Ein weiteres Element im Universum des SCOS ist die nationale Minderheit der Volpodinger, aus denen eine radikale Organisation hervorgeht, welche zur Gefahr für die Schweiz mutiert. Nicht abzustreiten ist wohl die sprachliche Nähe zu den sogenannten „Wolpertingern“, einem Fabelwesen, wahrscheinlich erdacht von bayrisches Jägern nach ein paar Maß Bier. Dieses Fabeltier kann ein Jäger nur erblicken, wenn er nachts bei Vollmond in Begleitung einer hübschen jungen Frau im Wald nach ihm sucht. Fangen tut er das Tier, indem er ihm Salz auf den Schwanz streut. Ausgestopfte Wolpertinger kann der Tourist in Oberbayern käuflich erwerben, auch in Souvenir-Läden unweit der NATO School Oberammergau, wo auch zahlreiche Schweizer Offiziere ausgebildet wurden (13).
Alternativen zur Neutralität: geopolitische Abenteuer
Wesentlich handfester im Vergleich zum SCOS-Universum sind alte geopolitische Konzepte, die seit dem Zerfall des Warschauer Pakts (eigentlich Warschauer Vertragsorganisation) und der Sowjetunion wieder Urständ feiern. Eines davon ist jenes des Großfürstentums Litauen aus der frühen Neuzeit, das in Polen und Litauen wieder umherspukt. Es basiert nicht zuletzt auf Ambitionen des starken Manns im Polen der Zwischenkriegszeit, des Marschalls Józef Piłsudski. Es weist ein hohes Maß an Überschneidung mit dem Intermarium-Konzept auf, auch Międzymorze genannt, das einen Staat fordert, der sich von der Ostsee zur Adria und zum Schwarzen Meer erstreckt. Dass solche Konzepte keine reinen Hirngespinste sind, zeigte sich in der Intermarium-Konferenz 2017, an welcher sogar der damalige US-Präsident Donald Trump teilnahm. Solche Aktivitäten zeigen klar auf, welche Pläne man in Washington in Osteuropa hegt und welche Rolle dabei den größten politischen Gebilden der Region zukommt, nämlich Polen und der Ukraine. Bei der Umsetzung solcher Luftschlösser stört natürlich die Republik Belarus (14). Vor dem Hintergrund solcher Wolkenkuckucksheime bekommt der Kampf um Demokratie und Menschenrechte in Osteuropa plötzlich einen etwas anderen Beigeschmack.
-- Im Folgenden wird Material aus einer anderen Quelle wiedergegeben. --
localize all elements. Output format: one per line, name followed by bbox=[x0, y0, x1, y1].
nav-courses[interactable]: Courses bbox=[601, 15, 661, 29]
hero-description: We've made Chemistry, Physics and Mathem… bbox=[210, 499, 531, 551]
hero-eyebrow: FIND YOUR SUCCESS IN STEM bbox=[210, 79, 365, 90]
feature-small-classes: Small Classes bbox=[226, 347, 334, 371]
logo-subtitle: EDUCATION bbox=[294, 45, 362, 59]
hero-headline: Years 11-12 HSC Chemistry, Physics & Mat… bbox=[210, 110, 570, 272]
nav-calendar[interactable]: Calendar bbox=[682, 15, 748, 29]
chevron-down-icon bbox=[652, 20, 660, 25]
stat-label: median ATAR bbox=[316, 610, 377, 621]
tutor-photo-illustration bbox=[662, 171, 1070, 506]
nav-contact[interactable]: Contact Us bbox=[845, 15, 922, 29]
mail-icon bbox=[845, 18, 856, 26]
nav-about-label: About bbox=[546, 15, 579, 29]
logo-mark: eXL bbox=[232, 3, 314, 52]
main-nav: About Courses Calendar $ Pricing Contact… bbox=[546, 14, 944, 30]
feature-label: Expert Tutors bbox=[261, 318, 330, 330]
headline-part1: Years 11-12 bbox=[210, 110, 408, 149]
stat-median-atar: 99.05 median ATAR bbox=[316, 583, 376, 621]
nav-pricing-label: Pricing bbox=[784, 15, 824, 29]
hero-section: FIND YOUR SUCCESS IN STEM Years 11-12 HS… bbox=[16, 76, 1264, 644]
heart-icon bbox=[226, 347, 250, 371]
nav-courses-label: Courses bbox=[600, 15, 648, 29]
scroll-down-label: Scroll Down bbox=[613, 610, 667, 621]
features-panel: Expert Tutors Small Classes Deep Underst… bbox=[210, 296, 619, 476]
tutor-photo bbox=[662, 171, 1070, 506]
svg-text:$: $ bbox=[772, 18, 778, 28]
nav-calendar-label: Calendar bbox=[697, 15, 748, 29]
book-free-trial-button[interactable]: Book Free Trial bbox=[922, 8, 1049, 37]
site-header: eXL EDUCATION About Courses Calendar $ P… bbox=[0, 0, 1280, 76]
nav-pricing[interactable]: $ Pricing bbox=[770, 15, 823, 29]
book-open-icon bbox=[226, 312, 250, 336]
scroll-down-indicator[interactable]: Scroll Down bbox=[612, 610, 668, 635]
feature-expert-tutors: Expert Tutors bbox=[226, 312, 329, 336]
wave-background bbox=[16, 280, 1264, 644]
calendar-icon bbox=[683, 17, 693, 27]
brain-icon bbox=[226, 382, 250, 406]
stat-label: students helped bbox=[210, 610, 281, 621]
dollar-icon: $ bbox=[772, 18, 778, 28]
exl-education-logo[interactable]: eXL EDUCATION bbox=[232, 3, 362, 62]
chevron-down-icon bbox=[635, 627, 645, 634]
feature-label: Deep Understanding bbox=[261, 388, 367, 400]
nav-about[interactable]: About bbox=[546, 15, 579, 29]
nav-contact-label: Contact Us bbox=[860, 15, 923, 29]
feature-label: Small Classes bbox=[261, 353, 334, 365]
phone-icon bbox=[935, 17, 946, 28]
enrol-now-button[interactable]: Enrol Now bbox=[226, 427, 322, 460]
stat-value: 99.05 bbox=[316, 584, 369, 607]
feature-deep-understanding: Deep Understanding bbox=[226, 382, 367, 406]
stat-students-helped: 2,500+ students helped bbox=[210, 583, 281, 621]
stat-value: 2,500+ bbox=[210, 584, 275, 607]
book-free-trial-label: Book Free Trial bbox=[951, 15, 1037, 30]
Karte: Intermarium und Grenzen von Polen-Litauen im 15. Jahrhundert
Quelle: Columbia University NY, Ergänzungen Verfasser
Aber Polen und die Ukraine sind nicht die einzigen Urheber geopolitischer Konzepte. Auch in unserem Nachbarland Italien sind nicht nur verschrobene Akademiker oder ambitionierte Denkfabriken Urheber derartiger Gedankengebilde. Auch offizielle Stellen im Außen- und im Verteidigungsministerium in Rom sprechen schon vom erweiterten Mittelmeer, italienisch Mediterraneo allargato, welches sich bis an den Golf von Guinea, ins Arabische Meer und – man höre und staune – ins Asowsche Meer erstreckt. Dass das Konzept kein reines Hirngespinst darstellt, zeigt sich darin, dass es als Basis für die Weiterentwicklung der italienischen Marine dient (15). Darüber hinaus zeigt sich hier, dass es im Krieg in der Ukraine nicht um diese selbst geht. Am Asowschen Meer überschneiden sich Interessensphären der Verfechter des Intermarium-Konzepts und des Mediterraneo allargato.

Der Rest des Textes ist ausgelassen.